Yesterday, we posted a tech memoir by Steven Ashley about the slow rise of 3D printing — from sci-fi fantasy, to toy, to creator of real tools. Towards the end of the piece, Ashley mentions how GE is starting manufacture aircraft engine parts using 3D printers. Here's the excerpt:
Rows of industrial 3D-printing units in plants will soon be fabricating turbine engine parts—fuel nozzles—from cobalt-chromium alloy powders. Each one of GE's new LEAP jet engine will contain nineteen of the fuel nozzles, which are up to 25 percent lighter and five-times more durable than traditionally manufactured fuel nozzles. In airplanes cutting weight saves fuel.
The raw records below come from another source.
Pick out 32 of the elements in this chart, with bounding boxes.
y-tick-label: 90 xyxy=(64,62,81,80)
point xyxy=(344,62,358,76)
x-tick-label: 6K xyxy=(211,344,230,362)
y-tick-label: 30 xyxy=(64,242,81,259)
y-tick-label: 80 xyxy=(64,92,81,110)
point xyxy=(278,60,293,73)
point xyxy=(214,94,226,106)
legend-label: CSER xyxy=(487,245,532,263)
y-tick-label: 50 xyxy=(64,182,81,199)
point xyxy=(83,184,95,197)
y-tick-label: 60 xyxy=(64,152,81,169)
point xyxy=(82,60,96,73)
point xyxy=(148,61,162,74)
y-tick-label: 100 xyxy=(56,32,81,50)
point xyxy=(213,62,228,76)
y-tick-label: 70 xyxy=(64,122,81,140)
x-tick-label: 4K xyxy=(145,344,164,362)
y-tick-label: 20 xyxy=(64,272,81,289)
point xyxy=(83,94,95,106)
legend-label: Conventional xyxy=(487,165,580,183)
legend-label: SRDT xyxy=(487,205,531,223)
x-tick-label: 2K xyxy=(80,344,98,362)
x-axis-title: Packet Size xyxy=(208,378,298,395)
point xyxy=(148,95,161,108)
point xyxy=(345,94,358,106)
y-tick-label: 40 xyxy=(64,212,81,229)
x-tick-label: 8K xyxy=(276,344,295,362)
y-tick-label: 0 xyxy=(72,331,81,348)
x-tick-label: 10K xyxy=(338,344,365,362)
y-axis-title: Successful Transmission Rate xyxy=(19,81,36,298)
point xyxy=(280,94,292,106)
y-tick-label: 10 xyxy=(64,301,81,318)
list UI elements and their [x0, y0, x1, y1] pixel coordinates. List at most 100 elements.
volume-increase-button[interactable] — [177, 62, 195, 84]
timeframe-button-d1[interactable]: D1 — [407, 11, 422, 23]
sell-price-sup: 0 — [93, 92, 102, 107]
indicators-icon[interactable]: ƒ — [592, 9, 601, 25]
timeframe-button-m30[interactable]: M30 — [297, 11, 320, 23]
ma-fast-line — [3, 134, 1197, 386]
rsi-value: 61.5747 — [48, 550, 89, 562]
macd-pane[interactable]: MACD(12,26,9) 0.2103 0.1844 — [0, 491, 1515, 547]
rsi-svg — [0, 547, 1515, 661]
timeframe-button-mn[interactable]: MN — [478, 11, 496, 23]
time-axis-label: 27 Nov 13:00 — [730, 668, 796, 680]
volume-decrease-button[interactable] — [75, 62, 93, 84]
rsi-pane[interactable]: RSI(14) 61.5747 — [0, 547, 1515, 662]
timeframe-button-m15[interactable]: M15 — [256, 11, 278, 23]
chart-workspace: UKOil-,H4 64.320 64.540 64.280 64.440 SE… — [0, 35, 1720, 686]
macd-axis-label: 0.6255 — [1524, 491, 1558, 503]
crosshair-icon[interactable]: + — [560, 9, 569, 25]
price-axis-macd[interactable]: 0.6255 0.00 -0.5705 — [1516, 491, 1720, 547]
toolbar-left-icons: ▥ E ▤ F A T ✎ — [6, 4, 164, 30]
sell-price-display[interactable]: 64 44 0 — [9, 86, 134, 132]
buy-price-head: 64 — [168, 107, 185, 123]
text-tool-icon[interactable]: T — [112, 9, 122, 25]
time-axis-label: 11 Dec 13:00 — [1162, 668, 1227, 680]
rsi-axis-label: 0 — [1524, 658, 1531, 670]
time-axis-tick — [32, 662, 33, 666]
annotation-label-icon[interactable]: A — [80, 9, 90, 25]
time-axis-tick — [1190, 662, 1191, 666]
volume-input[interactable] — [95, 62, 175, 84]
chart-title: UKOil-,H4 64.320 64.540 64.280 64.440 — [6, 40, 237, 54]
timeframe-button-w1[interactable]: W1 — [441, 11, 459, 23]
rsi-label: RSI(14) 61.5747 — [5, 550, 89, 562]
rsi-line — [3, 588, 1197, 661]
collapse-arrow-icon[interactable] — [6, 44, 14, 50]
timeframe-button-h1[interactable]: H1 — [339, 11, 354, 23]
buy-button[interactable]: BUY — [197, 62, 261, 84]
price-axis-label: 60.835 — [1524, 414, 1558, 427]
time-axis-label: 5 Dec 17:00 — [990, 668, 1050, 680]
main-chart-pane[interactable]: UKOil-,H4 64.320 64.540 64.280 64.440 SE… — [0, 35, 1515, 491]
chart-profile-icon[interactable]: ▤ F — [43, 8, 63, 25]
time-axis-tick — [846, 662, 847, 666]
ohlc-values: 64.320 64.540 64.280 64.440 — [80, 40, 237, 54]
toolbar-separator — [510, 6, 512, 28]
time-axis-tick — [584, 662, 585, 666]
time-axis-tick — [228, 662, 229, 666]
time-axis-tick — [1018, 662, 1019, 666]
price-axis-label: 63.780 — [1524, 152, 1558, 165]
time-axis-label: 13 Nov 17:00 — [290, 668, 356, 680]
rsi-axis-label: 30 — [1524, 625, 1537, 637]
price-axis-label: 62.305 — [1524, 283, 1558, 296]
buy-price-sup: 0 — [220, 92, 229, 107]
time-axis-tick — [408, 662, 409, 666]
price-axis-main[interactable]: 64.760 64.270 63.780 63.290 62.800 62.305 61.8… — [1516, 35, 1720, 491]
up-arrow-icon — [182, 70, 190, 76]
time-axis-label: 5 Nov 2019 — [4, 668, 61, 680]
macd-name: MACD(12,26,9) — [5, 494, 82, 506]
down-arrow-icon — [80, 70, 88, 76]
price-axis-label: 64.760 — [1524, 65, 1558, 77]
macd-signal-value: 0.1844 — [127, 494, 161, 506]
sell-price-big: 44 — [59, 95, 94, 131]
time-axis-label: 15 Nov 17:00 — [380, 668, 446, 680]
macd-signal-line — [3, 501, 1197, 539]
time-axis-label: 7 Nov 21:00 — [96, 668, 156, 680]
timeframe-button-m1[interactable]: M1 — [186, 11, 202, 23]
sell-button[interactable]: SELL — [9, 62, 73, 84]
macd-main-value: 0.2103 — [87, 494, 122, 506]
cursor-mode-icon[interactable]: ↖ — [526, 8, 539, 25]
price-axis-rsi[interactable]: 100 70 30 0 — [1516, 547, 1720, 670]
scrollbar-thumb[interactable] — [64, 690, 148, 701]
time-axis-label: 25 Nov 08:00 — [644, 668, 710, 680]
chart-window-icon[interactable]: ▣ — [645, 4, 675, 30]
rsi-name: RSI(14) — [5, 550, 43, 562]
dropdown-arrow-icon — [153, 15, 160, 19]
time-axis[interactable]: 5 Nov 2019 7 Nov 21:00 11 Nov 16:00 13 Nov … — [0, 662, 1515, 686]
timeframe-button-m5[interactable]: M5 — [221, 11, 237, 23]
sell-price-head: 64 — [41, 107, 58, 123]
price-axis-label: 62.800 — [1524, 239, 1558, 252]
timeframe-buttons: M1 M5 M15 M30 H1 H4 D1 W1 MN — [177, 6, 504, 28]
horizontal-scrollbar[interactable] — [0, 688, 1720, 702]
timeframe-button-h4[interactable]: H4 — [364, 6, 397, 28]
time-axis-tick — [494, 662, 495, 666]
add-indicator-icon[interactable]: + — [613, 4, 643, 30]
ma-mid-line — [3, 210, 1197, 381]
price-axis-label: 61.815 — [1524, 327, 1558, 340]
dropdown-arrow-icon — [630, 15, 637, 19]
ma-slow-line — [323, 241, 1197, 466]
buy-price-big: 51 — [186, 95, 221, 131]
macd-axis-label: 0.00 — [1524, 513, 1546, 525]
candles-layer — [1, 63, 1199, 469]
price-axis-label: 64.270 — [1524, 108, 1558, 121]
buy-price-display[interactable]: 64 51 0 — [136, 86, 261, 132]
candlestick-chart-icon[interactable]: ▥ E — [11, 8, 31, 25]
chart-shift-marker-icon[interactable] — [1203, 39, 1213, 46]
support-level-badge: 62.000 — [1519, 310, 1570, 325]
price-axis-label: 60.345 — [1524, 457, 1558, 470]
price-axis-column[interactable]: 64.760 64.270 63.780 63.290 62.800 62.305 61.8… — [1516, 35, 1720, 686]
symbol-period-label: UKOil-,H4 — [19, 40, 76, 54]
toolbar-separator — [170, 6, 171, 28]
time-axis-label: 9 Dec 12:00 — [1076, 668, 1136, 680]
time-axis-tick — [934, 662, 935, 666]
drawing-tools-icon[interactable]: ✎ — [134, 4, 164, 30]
The LEAP engine has already amassed more than 4,500 orders, so between it and the new GE9X engine, the corporation could end up making as many as 100,000 additive manufactured components by 2020.
In the picture above, you can see one of those fuel nozzles, in all its 3D-printed glory.
It's also worth noting, Ashley says, that 3D printing your airplane parts can allow you to design pieces that cut out unnecessary weight in ways that other manufacturing processes can't. In this next photo, you'll see two versions of the same bracket — the one on the left was 3D printed. It's full of holes and has rounded, rather than square, corners, both of which represent the reduction of unneeded material that you couldn't easily do away with in any other way.